Let $G$ be a bipartite graph with partition sets $V_1,V_2$. Suppose for any edge $v_1v_2$ with $v_i \in V_i$ for $i=1,2$, we have $d(v_1) \ge d(v_2)$.
Show that $G$ has a matching such that all vertices in $V_1$ are matched.

Answer 1

Give each edge $v_1v_2; v_1 \in V_1, v_2 \in V_2$ a weight of $d^{-1}(v_1)$ and call the resulting weighted graph $H$. Then every vertex in $V_1$ has weighted degree exactly 1 in $H$ and every vertex in $V_2$ has weighted degree no larger than 1 [make sure you see why].

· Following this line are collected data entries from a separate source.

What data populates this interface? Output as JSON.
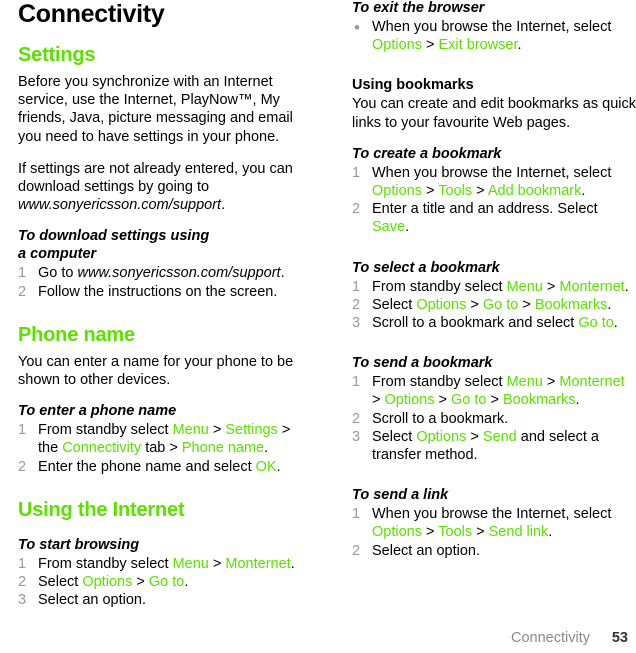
{
  "document": {
    "title": "Connectivity",
    "footer": {
      "chapter": "Connectivity",
      "page_number": "53"
    },
    "accent_color": "#5CE000",
    "number_color": "#9a9a9a",
    "footer_chapter_color": "#8a8a8a"
  },
  "left_column": {
    "section_settings": {
      "heading": "Settings",
      "para1": "Before you synchronize with an Internet service, use the Internet, PlayNow™, My friends, Java, picture messaging and email you need to have settings in your phone.",
      "para2_pre": "If settings are not already entered, you can download settings by going to ",
      "para2_url": "www.sonyericsson.com/support",
      "para2_post": ".",
      "procedure": {
        "heading_line1": "To download settings using",
        "heading_line2": "a computer",
        "steps": [
          {
            "num": "1",
            "pre": "Go to ",
            "url": "www.sonyericsson.com/support",
            "post": "."
          },
          {
            "num": "2",
            "pre": "Follow the instructions on the screen.",
            "url": "",
            "post": ""
          }
        ]
      }
    },
    "section_phone_name": {
      "heading": "Phone name",
      "para1": "You can enter a name for your phone to be shown to other devices.",
      "procedure": {
        "heading": "To enter a phone name",
        "step1": {
          "num": "1",
          "t1": "From standby select ",
          "g1": "Menu",
          "t2": " > ",
          "g2": "Settings",
          "t3": " > the ",
          "g3": "Connectivity",
          "t4": " tab > ",
          "g4": "Phone name",
          "t5": "."
        },
        "step2": {
          "num": "2",
          "t1": "Enter the phone name and select ",
          "g1": "OK",
          "t2": "."
        }
      }
    },
    "section_using_internet": {
      "heading": "Using the Internet",
      "procedure": {
        "heading": "To start browsing",
        "step1": {
          "num": "1",
          "t1": "From standby select ",
          "g1": "Menu",
          "t2": " > ",
          "g2": "Monternet",
          "t3": "."
        },
        "step2": {
          "num": "2",
          "t1": "Select ",
          "g1": "Options",
          "t2": " > ",
          "g2": "Go to",
          "t3": "."
        },
        "step3": {
          "num": "3",
          "t1": "Select an option."
        }
      }
    }
  },
  "right_column": {
    "proc_exit_browser": {
      "heading": "To exit the browser",
      "bullet_glyph": "•",
      "item": {
        "t1": "When you browse the Internet, select ",
        "g1": "Options",
        "t2": " > ",
        "g2": "Exit browser",
        "t3": "."
      }
    },
    "section_using_bookmarks": {
      "heading": "Using bookmarks",
      "para1": "You can create and edit bookmarks as quick links to your favourite Web pages."
    },
    "proc_create_bookmark": {
      "heading": "To create a bookmark",
      "step1": {
        "num": "1",
        "t1": "When you browse the Internet, select ",
        "g1": "Options",
        "t2": " > ",
        "g2": "Tools",
        "t3": " > ",
        "g3": "Add bookmark",
        "t4": "."
      },
      "step2": {
        "num": "2",
        "t1": "Enter a title and an address. Select ",
        "g1": "Save",
        "t2": "."
      }
    },
    "proc_select_bookmark": {
      "heading": "To select a bookmark",
      "step1": {
        "num": "1",
        "t1": "From standby select ",
        "g1": "Menu",
        "t2": " > ",
        "g2": "Monternet",
        "t3": "."
      },
      "step2": {
        "num": "2",
        "t1": "Select ",
        "g1": "Options",
        "t2": " > ",
        "g2": "Go to",
        "t3": " > ",
        "g3": "Bookmarks",
        "t4": "."
      },
      "step3": {
        "num": "3",
        "t1": "Scroll to a bookmark and select ",
        "g1": "Go to",
        "t2": "."
      }
    },
    "proc_send_bookmark": {
      "heading": "To send a bookmark",
      "step1": {
        "num": "1",
        "t1": "From standby select ",
        "g1": "Menu",
        "t2": " > ",
        "g2": "Monternet",
        "t3": " > ",
        "g3": "Options",
        "t4": " > ",
        "g4": "Go to",
        "t5": " > ",
        "g5": "Bookmarks",
        "t6": "."
      },
      "step2": {
        "num": "2",
        "t1": "Scroll to a bookmark."
      },
      "step3": {
        "num": "3",
        "t1": "Select ",
        "g1": "Options",
        "t2": " > ",
        "g2": "Send",
        "t3": " and select a transfer method."
      }
    },
    "proc_send_link": {
      "heading": "To send a link",
      "step1": {
        "num": "1",
        "t1": "When you browse the Internet, select ",
        "g1": "Options",
        "t2": " > ",
        "g2": "Tools",
        "t3": " > ",
        "g3": "Send link",
        "t4": "."
      },
      "step2": {
        "num": "2",
        "t1": "Select an option."
      }
    }
  }
}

Furthermore $U$ be any subset of $V_1$ and let $N(U)$ be the set of vertices in $V_2$ adjacent in $H$ to at least one vertex in $U$. Now let $H[U \cup N(U)]$ be the induced subgraph of $H$ on $U \cup N(U)$. Then every vertex $v_1$ in $U$ has degree $d'(v_1)$ exactly 1 in $H[U \cup N(U)]$ while every vertex $v_2$ in $N(U)$ has degree $d'(v_2)$ no larger than 1 in $H[U \cup N(U)]$ . However, also note the equation $\sum_{v_1 \in U} d'(v_1) = \sum_{v_2 \in N(U)} d'(v_2)$ [make sure you see why]. Conclude that $|N(U)|$ must be at least as large as $|U|$. However, iff $v_1$ and $v_2$ are adjacent in $H$ then they are adjacent in $G$, so the number of vertices in $V_2$ adjacent in $G$ to at least one vertex in $U$ is $|N(U)| \ge |U|$. So finish using Hall's Matching Theorem.